もともと皆伐は、ヨーロッパで生まれた理論で、全部伐って一斉に同樹種・同樹齢の森づくりをする方式が効率的とされた。日本も明治時代にこの理論を取り入れたのだが、現在では、肝心のヨーロッパで方針転換して原則禁止になった国も多い。また皆伐をする国でも、せいぜい1区画1~5ヘクタール程度なのだが、日本の場合は20~30ヘクタールは当たり前。ときに100ヘクタール以上の伐採地も登場する。

そこで今回の全国森林計画をチェックしたが、皆伐を抑える意図は感じられなかった。いきなり禁止するのは無理でも、せめて面積制限は設けるべきだと思うのだが。

ただ次のように説明されている。

「皆伐は、主伐のうち択伐以外のものとし、皆伐に当たっては、気候、地形、土壌等の自然的条件及び公益的機能の確保の必要性を踏まえ、適切な伐採区域の形状、一か所当たりの伐採面積の規模及び伐採区域のモザイク的配置に配慮し、適確な更新を図ることとする。」

当たり前のことを差し障りのないように記した、としか言いようがない。結局、伐採を担当する業者の意思に任せるということか。100ヘクタールの皆伐地でも、業者が「配慮した」と言えば、何も言い返せないだろう。

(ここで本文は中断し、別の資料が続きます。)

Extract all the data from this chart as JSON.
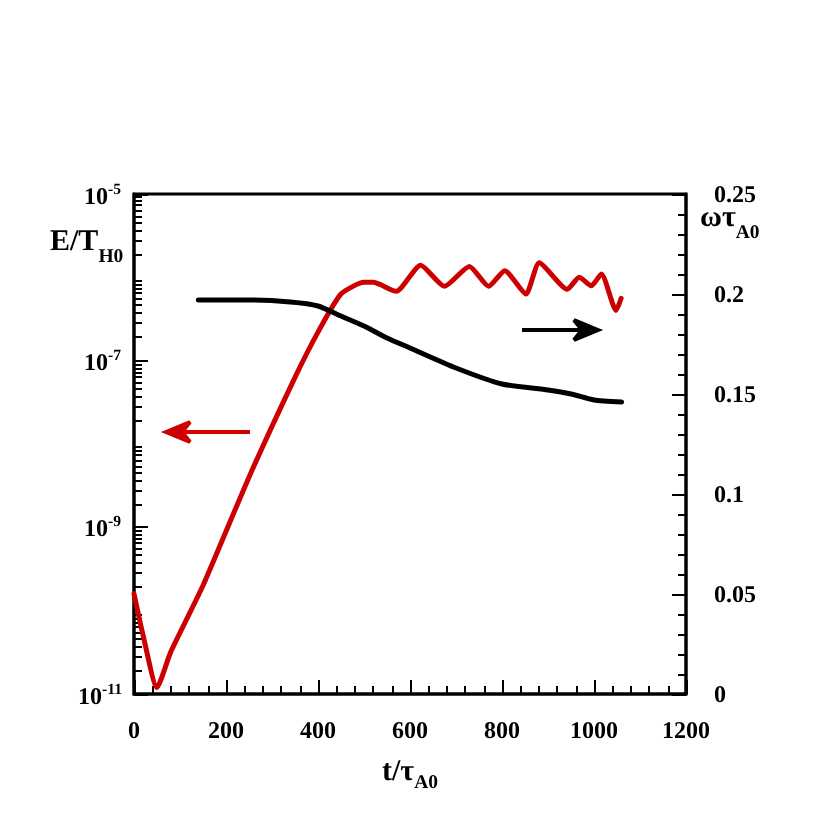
{
  "chart_data": {
    "type": "line",
    "xlabel": "t/τ$_{A0}$",
    "ylabel": "E/T$_{H0}$",
    "y2label": "ωτ$_{A0}$",
    "xlim": [
      0,
      1200
    ],
    "xticks": [
      0,
      200,
      400,
      600,
      800,
      1000,
      1200
    ],
    "ylim": [
      1e-11,
      1e-05
    ],
    "yticks": [
      {
        "value": 1e-11,
        "label": "10$^{-11}$"
      },
      {
        "value": 1e-09,
        "label": "10$^{-9}$"
      },
      {
        "value": 1e-07,
        "label": "10$^{-7}$"
      },
      {
        "value": 1e-05,
        "label": "10$^{-5}$"
      }
    ],
    "y2lim": [
      0,
      0.25
    ],
    "y2ticks": [
      0,
      0.05,
      0.1,
      0.15,
      0.2,
      0.25
    ],
    "log": "y",
    "marker": "none",
    "line_style": "solid",
    "series": [
      {
        "color": "#cc0000",
        "x": [
          0,
          20,
          50,
          80,
          150,
          250,
          350,
          400,
          450,
          500,
          520,
          570,
          623,
          675,
          729,
          771,
          806,
          852,
          881,
          942,
          968,
          994,
          1016,
          1048,
          1059
        ],
        "values": [
          1.6e-10,
          5e-11,
          1.2e-11,
          3.2e-11,
          2e-10,
          4e-09,
          6.3e-08,
          2.2e-07,
          6.3e-07,
          8.7e-07,
          8.7e-07,
          6.8e-07,
          1.4e-06,
          7.8e-07,
          1.35e-06,
          7.8e-07,
          1.2e-06,
          6.3e-07,
          1.5e-06,
          7.2e-07,
          1e-06,
          7.9e-07,
          1.1e-06,
          4e-07,
          5.6e-07
        ]
      },
      {
        "color": "#000000",
        "axis": "y2",
        "x": [
          140,
          250,
          340,
          400,
          450,
          500,
          550,
          600,
          700,
          800,
          900,
          950,
          1000,
          1060
        ],
        "values": [
          0.197,
          0.197,
          0.196,
          0.194,
          0.189,
          0.184,
          0.178,
          0.173,
          0.163,
          0.155,
          0.152,
          0.15,
          0.147,
          0.146
        ]
      }
    ]
  }
}
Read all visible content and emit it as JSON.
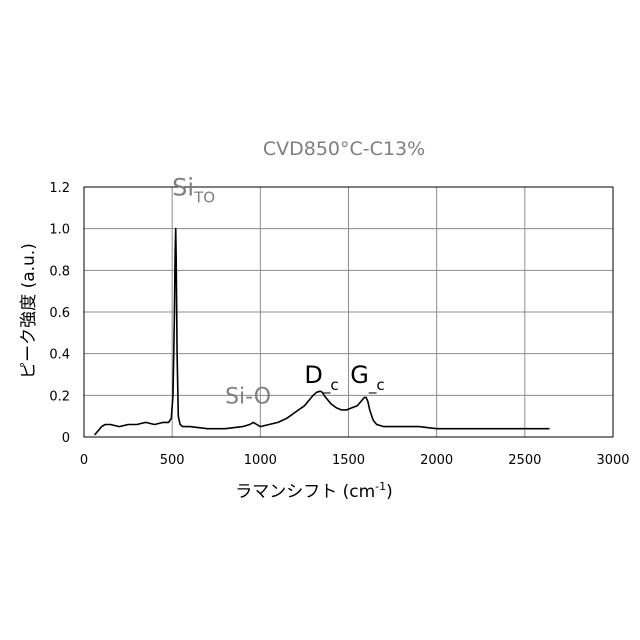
{
  "chart_data": {
    "type": "line",
    "title": "CVD850°C-C13%",
    "xlabel": "ラマンシフト (cm",
    "xlabel_sup": "-1",
    "xlabel_close": ")",
    "ylabel": "ピーク強度 (a.u.)",
    "xlim": [
      0,
      3000
    ],
    "ylim": [
      0,
      1.2
    ],
    "x_ticks": [
      0,
      500,
      1000,
      1500,
      2000,
      2500,
      3000
    ],
    "x_tick_labels": [
      "0",
      "500",
      "1000",
      "1500",
      "2000",
      "2500",
      "3000"
    ],
    "y_ticks": [
      0,
      0.2,
      0.4,
      0.6,
      0.8,
      1.0,
      1.2
    ],
    "y_tick_labels": [
      "0",
      "0.2",
      "0.4",
      "0.6",
      "0.8",
      "1.0",
      "1.2"
    ],
    "grid": true,
    "legend": "none",
    "series": [
      {
        "color": "#000000",
        "x": [
          60,
          80,
          100,
          120,
          150,
          200,
          250,
          300,
          350,
          400,
          450,
          480,
          495,
          505,
          512,
          517,
          520,
          523,
          528,
          535,
          545,
          560,
          600,
          700,
          800,
          900,
          940,
          960,
          980,
          1000,
          1050,
          1100,
          1150,
          1200,
          1250,
          1280,
          1300,
          1320,
          1340,
          1350,
          1370,
          1400,
          1430,
          1460,
          1490,
          1520,
          1550,
          1570,
          1590,
          1600,
          1610,
          1620,
          1640,
          1660,
          1700,
          1750,
          1800,
          1900,
          2000,
          2100,
          2200,
          2300,
          2400,
          2500,
          2600,
          2640
        ],
        "y": [
          0.01,
          0.03,
          0.05,
          0.06,
          0.06,
          0.05,
          0.06,
          0.06,
          0.07,
          0.06,
          0.07,
          0.07,
          0.09,
          0.2,
          0.55,
          0.9,
          1.0,
          0.85,
          0.4,
          0.1,
          0.06,
          0.05,
          0.05,
          0.04,
          0.04,
          0.05,
          0.06,
          0.07,
          0.06,
          0.05,
          0.06,
          0.07,
          0.09,
          0.12,
          0.15,
          0.18,
          0.2,
          0.215,
          0.22,
          0.215,
          0.19,
          0.16,
          0.14,
          0.13,
          0.13,
          0.14,
          0.15,
          0.17,
          0.19,
          0.19,
          0.17,
          0.13,
          0.08,
          0.06,
          0.05,
          0.05,
          0.05,
          0.05,
          0.04,
          0.04,
          0.04,
          0.04,
          0.04,
          0.04,
          0.04,
          0.04
        ]
      }
    ],
    "annotations": [
      {
        "text": "Si",
        "sub": "TO",
        "x": 500,
        "y": 1.16,
        "color": "#7f7f7f",
        "size": 24
      },
      {
        "text": "Si-O",
        "sub": "",
        "x": 800,
        "y": 0.16,
        "color": "#7f7f7f",
        "size": 22
      },
      {
        "text": "D",
        "sub": "_c",
        "x": 1250,
        "y": 0.26,
        "color": "#000000",
        "size": 24
      },
      {
        "text": "G",
        "sub": "_c",
        "x": 1510,
        "y": 0.26,
        "color": "#000000",
        "size": 24
      }
    ]
  }
}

ちなみに附則に「伐採面積の規模を縮小した皆伐を推進すべき森林」が打ち出されている。

(ア)地形について

a 標高の高い地域

b 傾斜が急峻な地域

c 谷密度の大きい地域

d 起伏量の大きい地域

e 渓床又は河床勾配の急な地域

f 掌状型集水区域

(イ)気象について

a 年平均又は季節的降水量の多い地域

b 短時間に強い雨の降る頻度が高い地域

(ウ)その他

大面積の伐採が行われがちな地域

(ア)も(イ)も抽象的で基準がないが、とくに最後の(ウ)がさっぱりわからない。(ア)や(イ)でなくても、やっぱり大面積に皆伐してほしくないのなら、すべての土地でするなということになる。しかし現実に大面積皆伐は行われている。それを規制したいのか、それとも放置やむなしなのか。そもそも小規模とは何ヘクタール以下なのか。「規模を縮小した皆伐」なら推進すべきなのか……。結局、ここに書いているのは「お願い」ということになる。

私は、皆伐がすべて悪いというつもりはない。小面積をモザイク状に行うなら、むしろ森林内に草地を配置することになり、生物多様性にも寄与するのではないかと思っている。しかし、面積の基準を設けなくてはなし崩し的に大面積になるだろう。

そういえば、文章全体に見受けられるのは、「配慮する」「考慮する」「図るものとする」「努めるものとする」といった語尾ばかり。これが役人用語か。加えて、どちらにでも取れる表現を多用しているから、方向性はいよいよ見えなくなる。

はっきり記すと利害にからむ林業関係者のクレームが来るとか、個人所有地の経営には口をはさめないというなら、「全国森林計画」そのものが無意味だし、グランドデザインというより「全国森林夢物語」である。